Как бы я ни поступила, закончу я этот фильм или нет, меня все равно замучает совесть. По-моему, это несправедливо.

– Я прочитала эту статью Лори, «Врач, которая лгала», – сообщаю я Тэмсин.

– Потрясающий материал, правда? – говорит она. – По-моему, он должен поставить всю нашу юридическую систему на уши.

– Мне показалось, Лори лавирует в ней между пафосом и явными оскорблениями.

– Точно, – хихикает моя собеседница. – Я ничего другого от тебя не ожидала.

– Но ведь это так, – стою на своем я. Ведь это действительно так. Тогда почему я ощущаю себя мелочной, как та бывшая подружка, которую бросил приятель, и теперь ему в отместку она хочет сделать какую-нибудь пакость?
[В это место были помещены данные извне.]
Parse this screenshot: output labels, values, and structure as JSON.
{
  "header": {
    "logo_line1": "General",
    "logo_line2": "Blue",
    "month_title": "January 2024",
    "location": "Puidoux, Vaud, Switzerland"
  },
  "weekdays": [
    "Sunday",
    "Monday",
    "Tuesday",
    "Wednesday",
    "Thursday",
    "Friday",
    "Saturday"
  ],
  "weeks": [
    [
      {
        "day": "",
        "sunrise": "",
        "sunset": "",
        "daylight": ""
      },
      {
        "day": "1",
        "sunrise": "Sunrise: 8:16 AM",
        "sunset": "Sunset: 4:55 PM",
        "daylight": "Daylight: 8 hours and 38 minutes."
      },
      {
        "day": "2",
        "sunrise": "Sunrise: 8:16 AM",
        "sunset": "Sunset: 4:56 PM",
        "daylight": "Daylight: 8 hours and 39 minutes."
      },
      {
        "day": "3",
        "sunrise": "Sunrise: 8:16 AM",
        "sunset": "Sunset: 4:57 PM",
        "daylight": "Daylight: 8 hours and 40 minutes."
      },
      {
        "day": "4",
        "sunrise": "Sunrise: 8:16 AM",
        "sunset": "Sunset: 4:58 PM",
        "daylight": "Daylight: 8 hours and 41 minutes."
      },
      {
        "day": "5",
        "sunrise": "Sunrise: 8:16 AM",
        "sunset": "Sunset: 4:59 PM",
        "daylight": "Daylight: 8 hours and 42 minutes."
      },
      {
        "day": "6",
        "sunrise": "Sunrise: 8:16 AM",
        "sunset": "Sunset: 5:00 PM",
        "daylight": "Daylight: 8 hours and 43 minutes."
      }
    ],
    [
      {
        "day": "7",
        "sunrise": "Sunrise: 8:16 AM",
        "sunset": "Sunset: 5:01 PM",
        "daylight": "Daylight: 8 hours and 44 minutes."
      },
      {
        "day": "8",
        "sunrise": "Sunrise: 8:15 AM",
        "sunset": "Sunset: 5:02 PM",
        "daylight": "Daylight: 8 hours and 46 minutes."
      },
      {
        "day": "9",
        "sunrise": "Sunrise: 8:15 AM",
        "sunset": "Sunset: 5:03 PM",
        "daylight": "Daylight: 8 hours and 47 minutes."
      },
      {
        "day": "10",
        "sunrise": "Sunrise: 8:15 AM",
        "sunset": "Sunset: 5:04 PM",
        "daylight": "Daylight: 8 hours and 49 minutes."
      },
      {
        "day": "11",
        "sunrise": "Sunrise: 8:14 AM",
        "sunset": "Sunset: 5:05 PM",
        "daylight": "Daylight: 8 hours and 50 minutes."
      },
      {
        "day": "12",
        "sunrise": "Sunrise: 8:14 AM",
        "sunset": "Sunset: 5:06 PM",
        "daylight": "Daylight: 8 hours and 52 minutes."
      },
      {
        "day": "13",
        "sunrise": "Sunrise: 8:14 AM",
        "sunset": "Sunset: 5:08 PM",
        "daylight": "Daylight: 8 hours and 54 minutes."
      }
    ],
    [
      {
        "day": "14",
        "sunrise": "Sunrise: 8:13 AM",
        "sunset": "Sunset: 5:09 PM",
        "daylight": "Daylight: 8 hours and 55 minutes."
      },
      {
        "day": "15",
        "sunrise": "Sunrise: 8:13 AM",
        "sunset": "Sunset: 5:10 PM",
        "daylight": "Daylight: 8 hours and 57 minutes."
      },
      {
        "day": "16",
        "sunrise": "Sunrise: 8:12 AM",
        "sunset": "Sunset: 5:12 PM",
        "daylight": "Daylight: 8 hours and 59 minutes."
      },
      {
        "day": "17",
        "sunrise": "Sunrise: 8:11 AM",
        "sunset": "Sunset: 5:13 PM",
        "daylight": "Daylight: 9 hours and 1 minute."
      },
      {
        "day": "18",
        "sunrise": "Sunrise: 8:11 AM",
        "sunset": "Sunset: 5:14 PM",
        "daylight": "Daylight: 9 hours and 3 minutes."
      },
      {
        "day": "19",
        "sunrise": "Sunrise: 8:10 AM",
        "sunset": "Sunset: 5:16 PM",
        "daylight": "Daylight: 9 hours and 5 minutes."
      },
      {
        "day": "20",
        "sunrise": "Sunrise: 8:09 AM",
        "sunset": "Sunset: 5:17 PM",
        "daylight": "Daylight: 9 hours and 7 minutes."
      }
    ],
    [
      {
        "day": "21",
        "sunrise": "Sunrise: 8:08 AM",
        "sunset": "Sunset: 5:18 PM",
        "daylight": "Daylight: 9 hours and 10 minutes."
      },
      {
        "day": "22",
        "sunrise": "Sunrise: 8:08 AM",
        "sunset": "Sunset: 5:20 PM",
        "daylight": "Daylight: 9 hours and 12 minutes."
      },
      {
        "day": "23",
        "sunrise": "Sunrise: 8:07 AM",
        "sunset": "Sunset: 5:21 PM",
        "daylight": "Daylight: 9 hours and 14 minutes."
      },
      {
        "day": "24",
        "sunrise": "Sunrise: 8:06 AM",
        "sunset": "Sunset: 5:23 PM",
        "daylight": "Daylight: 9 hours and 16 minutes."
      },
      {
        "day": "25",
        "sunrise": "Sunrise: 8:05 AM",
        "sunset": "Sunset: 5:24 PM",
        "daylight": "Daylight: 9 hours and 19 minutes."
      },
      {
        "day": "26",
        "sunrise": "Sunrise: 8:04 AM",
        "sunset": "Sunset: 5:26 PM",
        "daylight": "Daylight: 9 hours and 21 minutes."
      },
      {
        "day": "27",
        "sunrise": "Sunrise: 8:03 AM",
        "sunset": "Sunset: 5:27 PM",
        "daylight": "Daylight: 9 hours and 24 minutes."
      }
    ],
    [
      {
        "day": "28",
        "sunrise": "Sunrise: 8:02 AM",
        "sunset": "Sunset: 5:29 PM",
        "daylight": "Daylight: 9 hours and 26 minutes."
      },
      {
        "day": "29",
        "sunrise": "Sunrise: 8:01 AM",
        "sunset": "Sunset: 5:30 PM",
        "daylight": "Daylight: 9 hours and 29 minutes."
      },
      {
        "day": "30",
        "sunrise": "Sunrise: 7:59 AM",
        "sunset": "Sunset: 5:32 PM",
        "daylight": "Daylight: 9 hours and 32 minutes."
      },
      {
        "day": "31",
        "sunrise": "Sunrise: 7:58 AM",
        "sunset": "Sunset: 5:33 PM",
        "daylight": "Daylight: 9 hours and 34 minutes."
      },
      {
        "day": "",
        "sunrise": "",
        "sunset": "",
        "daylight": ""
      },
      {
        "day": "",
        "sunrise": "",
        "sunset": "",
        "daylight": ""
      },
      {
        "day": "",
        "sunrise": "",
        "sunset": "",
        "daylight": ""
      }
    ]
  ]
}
Я избавляюсь от моей услужливой и совсем ненавязчивой подружки и, прихватив адрес Лори, выхожу из кабинета. Ловлю первое же попавшееся такси, уповая на то, чтобы водитель оказался молчуном или монахом-траппистом. Увы, мои мольбы не были услышаны. Я вынуждена выслушать получасовую лекцию про упадок Запада, а все из-за того, что мы забили на промышленное производство, а также предсказание о том, что мы, жители западного мира, вскоре будем за гроши вкалывать на корейских сборочных линиях. Я воздерживаюсь от вопроса, не приедет ли сюда, часом, какой-нибудь кореец, чтобы Лори Натрасс заставил его почувствовать себя последним дерьмом.

Как он смеет не одобрить то, что я делаю? Я вообще еще ничего не успела, не считая разговоров с людьми, чьи имена нашла в папках, которые он мне оставил…

Дом Лори стоит в ряду безупречно-белых вилл на тихой, обсаженной деревьями улице. Входная дверь – деревянная, покрытая черным лаком, с двумя витражами – открыта. Как то всегда бывает со всем, что имеет отношение к Лори, я не знаю, что это значит. Он хочет, чтобы я сразу, без стука, вошла в дом, или же он слишком занят и ему не до таких пустяков, вроде запирания дверей?

Звоню в дверной звонок и одновременно кричу «привет!». Ничего не услышав в ответ, робко вхожу внутрь.

– Лори! – зову я.

В прихожей, приставленный к стене, стоит велосипед. На полу серо-черный холщовый рюкзак, портфель, куртка и пара черных туфель. Над радиатором отопления тянутся вдоль всей стены четыре полки, на которых высятся стопки аккуратно сложенных газет. Напротив – два больших фото в рамках; оба, судя по всему, сделаны или в Оксфорде, или в Кембридже. Черт, где же именно учился Лори? Тэмсин наверняка должна знать.

Между двумя фото – небольшой квадратик стикера. Он полностью нарушает гармонию: кольцо золотых звезд на темно-синем фоне, через который по диагонали пролегла толстая черная линия. Еще один стикер прилеплен на напольные часы в деревянном корпусе в дальнем конце коридора. На нем слоган: «Скажи евро нет». Он оскорбляет меня, но не потому, что я парюсь из-за каких-то там евро, а потому что часы явно старинные и дорогие, и негоже использовать их как место для рекламы. Они немного накренились, как будто устали стоять прямо.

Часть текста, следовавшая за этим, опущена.